Have you ever seen a complete rewrite of a project (that's bigger than a few weeks of hacking) succeed?  I have not.  This would require at least 100x (but rather 1000x) the work Mooffie has probably already spent.  There are no engineering resources for that.  Recently I've spent about a week rewriting the viewer, probably noone else would've done it if I hadn't.  There's a ticket to rewrite the vfs component, noone's working on that.  Regex handling should be carefully cleaned up, noone's working on that.  Tty handling is overly complicated, nobody's working on it.  But you'd rewrite the whole project from scratch!?  And then the rewrite would be missing tons of features because you were lazy to port them, would contain tons of brand new bugs or bugs that had been fixed long ago.  It's pretty much guaranteed to be a big failure -- and easily not just a failure of the rewrite but also cause a(n even bigger) decline of the main project, as many times you recah a point where the old project is already considered obsolete and is unmaintained, in favor of the new one which stands on better technical grounds, yet is totally incomplete and lacks tons of things from the old one.

Successful redesigns almost always happen in small steps, maintaining the usability and quality of the project throughout the steps.  You might eventually replace nearly every component, and the road might eventually become longer than if you had rewrote from scratch, but it's viable because you get satisfied users and passionate developers all the way through, rather than just hacking on something that's not used by anyone; and it's viable because it's not risky: you can stop working on it anytime and leave positive benefits behind rather just having wasted tons of time.

As for whether mc's core should be written in C or lua or whatever... compiled or interpreted, strict or loose types, whatever...  My personal preference probably doesn't matter too much, yet I'd like to quietly mention that my last python project (port someone else's app against a new API) got stalled in a "mostly working" state where the parts I've tested work, yet the parts I haven't (because I don't know how to reach that code) probably still call the API using its old method names, wrong order of parameters, and nobody tells me this.  Had it been written in a compiled language, the compiler probably would have helped me do a complete port in the same amount of time.
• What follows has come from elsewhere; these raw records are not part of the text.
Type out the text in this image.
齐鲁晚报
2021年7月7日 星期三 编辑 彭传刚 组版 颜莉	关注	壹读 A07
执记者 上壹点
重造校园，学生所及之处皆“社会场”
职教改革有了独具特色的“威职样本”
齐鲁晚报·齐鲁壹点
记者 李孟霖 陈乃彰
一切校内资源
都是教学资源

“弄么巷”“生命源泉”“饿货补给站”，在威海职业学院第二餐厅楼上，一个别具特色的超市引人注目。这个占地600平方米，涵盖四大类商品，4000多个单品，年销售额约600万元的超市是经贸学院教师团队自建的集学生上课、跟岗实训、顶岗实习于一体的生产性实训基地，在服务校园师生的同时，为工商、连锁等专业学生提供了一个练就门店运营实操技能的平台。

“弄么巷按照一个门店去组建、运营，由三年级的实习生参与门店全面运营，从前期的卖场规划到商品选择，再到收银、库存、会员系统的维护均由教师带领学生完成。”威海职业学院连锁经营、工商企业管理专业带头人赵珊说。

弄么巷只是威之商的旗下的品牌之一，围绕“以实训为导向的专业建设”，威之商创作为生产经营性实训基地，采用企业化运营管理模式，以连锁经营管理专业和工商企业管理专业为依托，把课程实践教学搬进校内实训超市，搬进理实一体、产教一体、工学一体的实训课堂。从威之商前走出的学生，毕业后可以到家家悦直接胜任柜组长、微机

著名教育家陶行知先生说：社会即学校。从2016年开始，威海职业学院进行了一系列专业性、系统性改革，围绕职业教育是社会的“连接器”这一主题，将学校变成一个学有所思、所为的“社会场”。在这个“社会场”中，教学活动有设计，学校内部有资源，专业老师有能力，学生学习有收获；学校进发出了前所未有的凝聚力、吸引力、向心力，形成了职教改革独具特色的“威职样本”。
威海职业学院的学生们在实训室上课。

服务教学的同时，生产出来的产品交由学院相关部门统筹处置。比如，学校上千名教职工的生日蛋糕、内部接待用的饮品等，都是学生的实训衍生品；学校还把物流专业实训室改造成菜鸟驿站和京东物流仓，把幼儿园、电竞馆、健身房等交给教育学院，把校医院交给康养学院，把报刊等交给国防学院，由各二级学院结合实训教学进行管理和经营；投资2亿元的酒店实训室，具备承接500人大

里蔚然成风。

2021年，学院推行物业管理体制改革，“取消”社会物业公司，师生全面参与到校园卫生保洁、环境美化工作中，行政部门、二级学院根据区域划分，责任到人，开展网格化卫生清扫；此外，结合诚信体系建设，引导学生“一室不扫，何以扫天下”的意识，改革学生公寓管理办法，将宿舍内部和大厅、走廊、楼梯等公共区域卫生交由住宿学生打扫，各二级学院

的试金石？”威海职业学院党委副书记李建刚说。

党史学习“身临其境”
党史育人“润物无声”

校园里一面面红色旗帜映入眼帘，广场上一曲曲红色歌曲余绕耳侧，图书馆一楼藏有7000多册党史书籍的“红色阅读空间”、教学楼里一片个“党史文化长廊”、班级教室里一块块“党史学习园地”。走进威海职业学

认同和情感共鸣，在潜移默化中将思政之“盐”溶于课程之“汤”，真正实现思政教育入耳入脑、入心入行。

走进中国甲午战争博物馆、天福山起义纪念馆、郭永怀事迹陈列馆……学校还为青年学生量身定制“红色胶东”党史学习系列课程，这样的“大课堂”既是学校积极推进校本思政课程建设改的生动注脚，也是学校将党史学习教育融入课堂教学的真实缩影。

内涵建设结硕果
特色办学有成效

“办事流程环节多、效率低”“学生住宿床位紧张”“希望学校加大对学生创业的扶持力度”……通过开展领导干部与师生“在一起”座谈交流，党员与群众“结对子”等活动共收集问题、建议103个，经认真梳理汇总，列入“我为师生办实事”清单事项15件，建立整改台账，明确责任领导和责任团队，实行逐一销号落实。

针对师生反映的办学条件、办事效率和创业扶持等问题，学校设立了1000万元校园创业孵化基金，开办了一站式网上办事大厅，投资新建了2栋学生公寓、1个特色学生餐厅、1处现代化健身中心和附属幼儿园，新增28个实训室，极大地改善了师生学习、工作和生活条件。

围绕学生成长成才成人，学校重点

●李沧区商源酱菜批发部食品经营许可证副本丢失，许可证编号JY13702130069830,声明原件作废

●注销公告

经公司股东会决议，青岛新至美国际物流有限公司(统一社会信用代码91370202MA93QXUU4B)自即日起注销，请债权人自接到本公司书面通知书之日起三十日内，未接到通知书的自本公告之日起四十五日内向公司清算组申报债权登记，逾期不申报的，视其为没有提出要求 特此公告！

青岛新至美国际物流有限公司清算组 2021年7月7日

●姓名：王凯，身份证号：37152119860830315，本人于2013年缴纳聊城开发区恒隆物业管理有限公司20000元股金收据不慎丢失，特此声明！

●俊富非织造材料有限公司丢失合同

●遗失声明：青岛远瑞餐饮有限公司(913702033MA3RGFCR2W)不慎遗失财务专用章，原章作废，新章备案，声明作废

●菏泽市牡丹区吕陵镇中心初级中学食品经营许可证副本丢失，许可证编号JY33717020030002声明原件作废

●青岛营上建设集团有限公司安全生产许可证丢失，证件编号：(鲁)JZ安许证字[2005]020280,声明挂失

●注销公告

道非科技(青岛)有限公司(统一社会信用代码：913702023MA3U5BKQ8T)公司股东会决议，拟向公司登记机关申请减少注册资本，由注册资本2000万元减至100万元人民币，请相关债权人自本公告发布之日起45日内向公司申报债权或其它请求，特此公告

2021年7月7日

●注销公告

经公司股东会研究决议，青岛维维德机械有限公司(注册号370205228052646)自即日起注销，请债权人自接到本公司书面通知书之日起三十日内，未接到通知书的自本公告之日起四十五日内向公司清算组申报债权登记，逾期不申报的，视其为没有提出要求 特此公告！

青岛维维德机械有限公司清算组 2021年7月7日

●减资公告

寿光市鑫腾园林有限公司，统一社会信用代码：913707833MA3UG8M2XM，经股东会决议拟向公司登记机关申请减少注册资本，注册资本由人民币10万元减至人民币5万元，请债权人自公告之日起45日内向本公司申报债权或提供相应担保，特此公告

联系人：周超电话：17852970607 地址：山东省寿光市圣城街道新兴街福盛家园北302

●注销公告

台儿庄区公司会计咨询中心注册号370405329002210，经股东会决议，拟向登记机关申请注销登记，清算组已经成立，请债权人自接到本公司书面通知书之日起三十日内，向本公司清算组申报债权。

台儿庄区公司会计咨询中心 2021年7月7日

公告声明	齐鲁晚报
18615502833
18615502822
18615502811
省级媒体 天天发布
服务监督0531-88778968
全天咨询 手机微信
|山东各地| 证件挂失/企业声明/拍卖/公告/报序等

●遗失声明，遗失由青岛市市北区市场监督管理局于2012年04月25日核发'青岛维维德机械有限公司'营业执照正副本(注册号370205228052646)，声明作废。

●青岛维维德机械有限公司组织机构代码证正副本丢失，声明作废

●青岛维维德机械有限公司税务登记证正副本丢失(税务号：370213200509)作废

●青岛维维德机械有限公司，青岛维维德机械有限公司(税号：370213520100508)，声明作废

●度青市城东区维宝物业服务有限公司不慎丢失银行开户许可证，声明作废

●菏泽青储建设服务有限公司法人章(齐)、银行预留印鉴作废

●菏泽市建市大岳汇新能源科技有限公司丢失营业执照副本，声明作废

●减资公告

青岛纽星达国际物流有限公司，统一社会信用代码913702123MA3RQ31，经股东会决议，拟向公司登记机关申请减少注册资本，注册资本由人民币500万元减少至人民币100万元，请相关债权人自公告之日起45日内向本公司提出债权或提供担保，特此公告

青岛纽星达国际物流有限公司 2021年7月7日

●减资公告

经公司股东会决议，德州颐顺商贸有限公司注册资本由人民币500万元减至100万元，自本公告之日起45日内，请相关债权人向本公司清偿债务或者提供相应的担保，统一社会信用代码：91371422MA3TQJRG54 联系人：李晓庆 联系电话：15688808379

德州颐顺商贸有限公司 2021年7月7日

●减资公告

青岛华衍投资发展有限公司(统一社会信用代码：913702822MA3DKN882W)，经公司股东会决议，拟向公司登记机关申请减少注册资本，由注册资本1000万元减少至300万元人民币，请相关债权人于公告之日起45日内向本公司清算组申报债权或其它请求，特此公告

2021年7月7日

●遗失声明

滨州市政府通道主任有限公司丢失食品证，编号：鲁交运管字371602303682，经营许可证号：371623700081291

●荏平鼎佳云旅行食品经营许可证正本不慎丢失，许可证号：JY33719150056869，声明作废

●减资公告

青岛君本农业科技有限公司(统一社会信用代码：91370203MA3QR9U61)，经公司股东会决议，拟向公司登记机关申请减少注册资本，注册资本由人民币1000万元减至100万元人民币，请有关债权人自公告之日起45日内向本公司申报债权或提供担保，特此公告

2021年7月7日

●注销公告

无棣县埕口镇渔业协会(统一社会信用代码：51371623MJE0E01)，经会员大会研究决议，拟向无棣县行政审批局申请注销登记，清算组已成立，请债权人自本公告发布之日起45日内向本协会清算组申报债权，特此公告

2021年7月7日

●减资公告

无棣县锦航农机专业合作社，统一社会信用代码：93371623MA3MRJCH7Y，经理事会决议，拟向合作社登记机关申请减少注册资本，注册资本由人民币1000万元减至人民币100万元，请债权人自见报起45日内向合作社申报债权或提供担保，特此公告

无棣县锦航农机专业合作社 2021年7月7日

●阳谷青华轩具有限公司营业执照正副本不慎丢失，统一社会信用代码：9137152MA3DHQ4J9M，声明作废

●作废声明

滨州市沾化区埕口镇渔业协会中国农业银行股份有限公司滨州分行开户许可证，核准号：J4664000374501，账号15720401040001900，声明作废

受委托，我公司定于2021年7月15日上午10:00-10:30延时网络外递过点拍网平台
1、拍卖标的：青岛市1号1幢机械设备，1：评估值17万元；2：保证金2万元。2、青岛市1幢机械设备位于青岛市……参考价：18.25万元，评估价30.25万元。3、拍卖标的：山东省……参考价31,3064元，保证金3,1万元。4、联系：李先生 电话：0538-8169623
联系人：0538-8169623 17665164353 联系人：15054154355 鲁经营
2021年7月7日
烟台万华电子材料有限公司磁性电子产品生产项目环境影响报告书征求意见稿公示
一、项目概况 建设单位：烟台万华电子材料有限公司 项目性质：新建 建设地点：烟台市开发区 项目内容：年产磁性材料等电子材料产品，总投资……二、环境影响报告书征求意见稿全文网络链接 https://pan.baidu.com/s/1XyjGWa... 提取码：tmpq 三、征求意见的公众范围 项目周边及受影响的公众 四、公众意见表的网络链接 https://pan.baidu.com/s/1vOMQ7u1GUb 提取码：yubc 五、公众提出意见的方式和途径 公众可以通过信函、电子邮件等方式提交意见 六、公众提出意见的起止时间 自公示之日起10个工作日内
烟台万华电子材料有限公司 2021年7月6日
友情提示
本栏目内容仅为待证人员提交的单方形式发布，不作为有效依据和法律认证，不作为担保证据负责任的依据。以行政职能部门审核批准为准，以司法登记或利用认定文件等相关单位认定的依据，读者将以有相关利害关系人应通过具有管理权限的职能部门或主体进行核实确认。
As for the plugin API:  If you write the core of mc in whichever scripting language and allow a plugin to hook up against _any_ of its methods/variables then you discard the very basic principle that caused all programming language to move at least slightly towards object-oriented approach.  If you allow a plugin to do anything, it becomes a nightmare where you can no longer perform internal refactorings because you don't know how many 3rd party plugins you'd break, or by seeing breakages 3rd party plugin authors would back off from the project.

On the other hand, if you define a clear API that plugins code against, then it's not really relevant anymore whether the core and the plugins are written in the same programming language or not.  Now, I don't know anything about lua, but allegedly it's really good for this kind of plugin stuff, writing hooks to a C code.

But let's put all this question aside.  We might be arguing for years what would be the best language for mc core and what would be the best language for the plugins, and it'd take us nowhere.  The most important factor in the decision should be what we already have.  We can't reimplement 20 years of work in mc core.  We might reimplement Mooffie's lua code in python/ruby/whatever but apart from spending weeks on it, would it make it any better?

The biggest value is that we already do have a decent mc written in C, and we do already have a nice initial plugin framework in lua.  Rather than going into hypothetical discussions about how to change the world, Mooffie went ahead and wrote code that actually works.  It's definitely not be the best of all the hypothetical mc's it could have developed to during 20 years, but it's what we do already have and that's what matters.  That's why I'm voting for continuing this approach, rather than making giant steps backwards and choosing an alternate route.